Plenty of conservatives have written about the New York Times’ 100th anniversary nostalgia for the totalitarian communist regimes of the Soviet Union and the People’s Republic of China. While providing the necessary historical perspective on the horrors these regimes perpetuated, I have not seen many pieces asking why the NYT has engaged in the project.
Back in August, Robert Tracinski theorized that it’s simply because they can — that the passage of time now allows them the attempt (presumably focused on the younger and dumber). But I think he hits closer to the mark simply in observing that 1989 was “the year reality pulled the rug out from under all of the earnest young socialists.”
On the Right — particularly in the Trump era — there has been an increasing amount of discussion of the way conservatism’s Reagan-era successes led to the eventual collapse of the Buckley/Meyer/Reagan fusionism that lifted Reagan to the White House. Fiscal, defense and social conservatives made common cause, but the success of tax reform and the policies that ultimately helped bring forward the end of the Cold War left the GOP with mostly the unpopular factions of the coalition (deficit hawks and the Religious Right) left unsatisfied.
In retrospect, it’s surprising the populism that began to assert itself in the early 90s (via Pat Buchanan within the party and H. Ross Perot outside it) didn’t become ascendant earlier.
But Reagan-era successes, particularly those leading to the defeat of totalitarian communism, were just as hard on the Democratic Party. They sampled and now have rejected Bill Clinton’s third-way policy agenda. A host of factors (an open seat, the failures of the GW Bush administration, a financial crisis) gave Pres. Obama the opportunity to take one more swipe at the the health insurance industry, albeit without the “public plan” he wanted; it’s failing.

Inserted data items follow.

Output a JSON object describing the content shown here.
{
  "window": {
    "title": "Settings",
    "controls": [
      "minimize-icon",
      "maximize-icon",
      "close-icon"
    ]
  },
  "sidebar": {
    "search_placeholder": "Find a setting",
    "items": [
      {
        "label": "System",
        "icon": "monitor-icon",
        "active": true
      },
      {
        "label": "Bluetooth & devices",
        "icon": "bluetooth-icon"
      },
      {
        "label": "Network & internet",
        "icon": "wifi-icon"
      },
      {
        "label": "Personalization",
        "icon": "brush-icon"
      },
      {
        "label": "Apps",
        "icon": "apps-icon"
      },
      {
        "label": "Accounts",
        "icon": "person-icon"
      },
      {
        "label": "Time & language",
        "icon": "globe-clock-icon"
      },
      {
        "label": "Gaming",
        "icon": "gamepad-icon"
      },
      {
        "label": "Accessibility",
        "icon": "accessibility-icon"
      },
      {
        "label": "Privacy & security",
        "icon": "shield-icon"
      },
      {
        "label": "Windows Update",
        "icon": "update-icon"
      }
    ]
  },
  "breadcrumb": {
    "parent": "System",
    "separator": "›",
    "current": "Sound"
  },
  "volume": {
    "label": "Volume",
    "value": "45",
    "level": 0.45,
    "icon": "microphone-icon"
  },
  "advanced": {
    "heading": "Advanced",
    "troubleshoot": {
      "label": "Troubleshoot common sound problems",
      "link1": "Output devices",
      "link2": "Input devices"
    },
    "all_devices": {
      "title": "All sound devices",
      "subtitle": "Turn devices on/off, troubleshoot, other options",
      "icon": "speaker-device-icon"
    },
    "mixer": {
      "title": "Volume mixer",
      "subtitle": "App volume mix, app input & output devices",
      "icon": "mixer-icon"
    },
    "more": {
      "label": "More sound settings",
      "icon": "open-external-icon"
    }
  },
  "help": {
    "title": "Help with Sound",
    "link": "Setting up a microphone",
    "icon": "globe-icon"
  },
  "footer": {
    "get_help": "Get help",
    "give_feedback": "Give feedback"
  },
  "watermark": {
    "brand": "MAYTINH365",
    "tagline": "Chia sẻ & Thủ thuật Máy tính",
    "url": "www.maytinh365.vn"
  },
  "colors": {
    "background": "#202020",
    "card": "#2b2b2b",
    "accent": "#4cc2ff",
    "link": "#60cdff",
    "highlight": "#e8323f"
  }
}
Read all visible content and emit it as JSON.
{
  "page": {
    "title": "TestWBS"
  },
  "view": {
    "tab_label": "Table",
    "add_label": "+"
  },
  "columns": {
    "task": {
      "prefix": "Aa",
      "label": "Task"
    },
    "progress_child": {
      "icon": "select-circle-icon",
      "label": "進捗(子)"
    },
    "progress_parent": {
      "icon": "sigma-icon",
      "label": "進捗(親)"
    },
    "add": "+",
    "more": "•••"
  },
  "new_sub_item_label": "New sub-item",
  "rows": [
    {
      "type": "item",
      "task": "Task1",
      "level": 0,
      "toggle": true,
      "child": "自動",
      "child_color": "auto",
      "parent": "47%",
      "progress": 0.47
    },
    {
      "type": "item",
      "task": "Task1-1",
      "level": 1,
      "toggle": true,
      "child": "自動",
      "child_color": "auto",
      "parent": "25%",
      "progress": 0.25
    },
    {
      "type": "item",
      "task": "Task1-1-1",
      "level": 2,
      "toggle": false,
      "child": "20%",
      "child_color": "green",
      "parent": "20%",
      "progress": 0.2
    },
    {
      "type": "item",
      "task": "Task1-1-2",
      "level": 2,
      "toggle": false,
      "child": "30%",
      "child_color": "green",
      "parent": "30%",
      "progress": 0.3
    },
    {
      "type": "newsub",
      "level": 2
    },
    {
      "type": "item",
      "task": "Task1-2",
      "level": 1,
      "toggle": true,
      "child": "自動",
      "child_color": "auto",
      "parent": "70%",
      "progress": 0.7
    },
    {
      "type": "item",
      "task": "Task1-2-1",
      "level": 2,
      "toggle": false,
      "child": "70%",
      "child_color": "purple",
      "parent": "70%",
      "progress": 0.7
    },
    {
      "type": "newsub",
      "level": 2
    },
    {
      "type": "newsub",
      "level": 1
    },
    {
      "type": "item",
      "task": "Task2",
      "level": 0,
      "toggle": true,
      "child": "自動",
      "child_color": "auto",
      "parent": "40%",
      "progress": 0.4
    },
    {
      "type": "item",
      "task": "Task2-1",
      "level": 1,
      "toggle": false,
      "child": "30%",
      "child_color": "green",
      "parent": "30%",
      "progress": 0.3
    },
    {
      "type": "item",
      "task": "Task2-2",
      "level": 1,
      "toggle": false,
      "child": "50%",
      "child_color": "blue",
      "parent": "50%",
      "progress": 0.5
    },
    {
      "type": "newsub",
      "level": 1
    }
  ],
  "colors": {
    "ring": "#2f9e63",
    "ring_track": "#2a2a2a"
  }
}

More significantly, the failure of international communism created a vacuum on the Left at pretty much the moment the New Left succeeded in capturing many cultural institutions, including higher education. This was the moment where the Left turned to de-legitimizing the achievements of Western civilization and its institutions in earnest. They were so successful that approximately two generations later, so-called “identity politics” are all the rage, with the emphasis on “rage.”
In 2016, neither of the major Democratic campaigns effectively exploited identity politics. Indeed, both Hillary Clinton and Bernie Sanders ran afoul of it on various occasions, feeling the wrath of what should be the party’s activist base. There were many reasons for this failure, from Clinton and Sanders not understanding how identity politics differs from the old movement politics to the inherent problems in translating identity politics into policies a majority want.
My theory, which is mine, is that the New York Times understands the practical problems of identity politics and fear that fmr Trump advisor Stephen Bannon was correct in identifying identity politics as a tempting, but fatal trap for a losing Democratic Party.
While the Gray Lady has been running a series trying to re-contexualize the communist past, it has been running columns like the Mike Lilla op-ed that he turned into a book-length critique of identity politics. And it was the New York Times, of all outlets, that published a column comparing the thinking of identity politics icon Ta-Nehisi Coates to that of alt-right weasel Robert Spencer.
What can possibly compete with the revolutionary, romantic radicalism of identity politics? Communism. And Tracincki was right in noting that Millennials have been made open to it by out awful left-leaning educational system (and in fairness, a Wall Street panic not seen in decades). And thus the Times leaps forward to re-educate the lumpenproletariat on the coolness of communism.
Mind you, the NYT’s seeming preference for a totalitarian ideology focused on class instead of race may be entirely practical, not principled. Progressive politics have long had the qualities of a protection racket, wherein the more revolutionary agitators play the “bad cop” while the center-left establishment plays the “good cop” that saves capitalism (albeit less and less of it as the years pass).
But the Times may see Pres. Trump’s upset victory as demonstrating that Clintonian neoliberalism doesn’t motivate the Democratic base and that white identity politics may trump left-wing identitarianism. The NYT may see a rejection of identitarianism as necessary now for Dems to not lose quite so many working-class whites that they lose political power. If that means that a fresh coat of paint has to be airbrushed onto the disgraceful history of communism, so be it.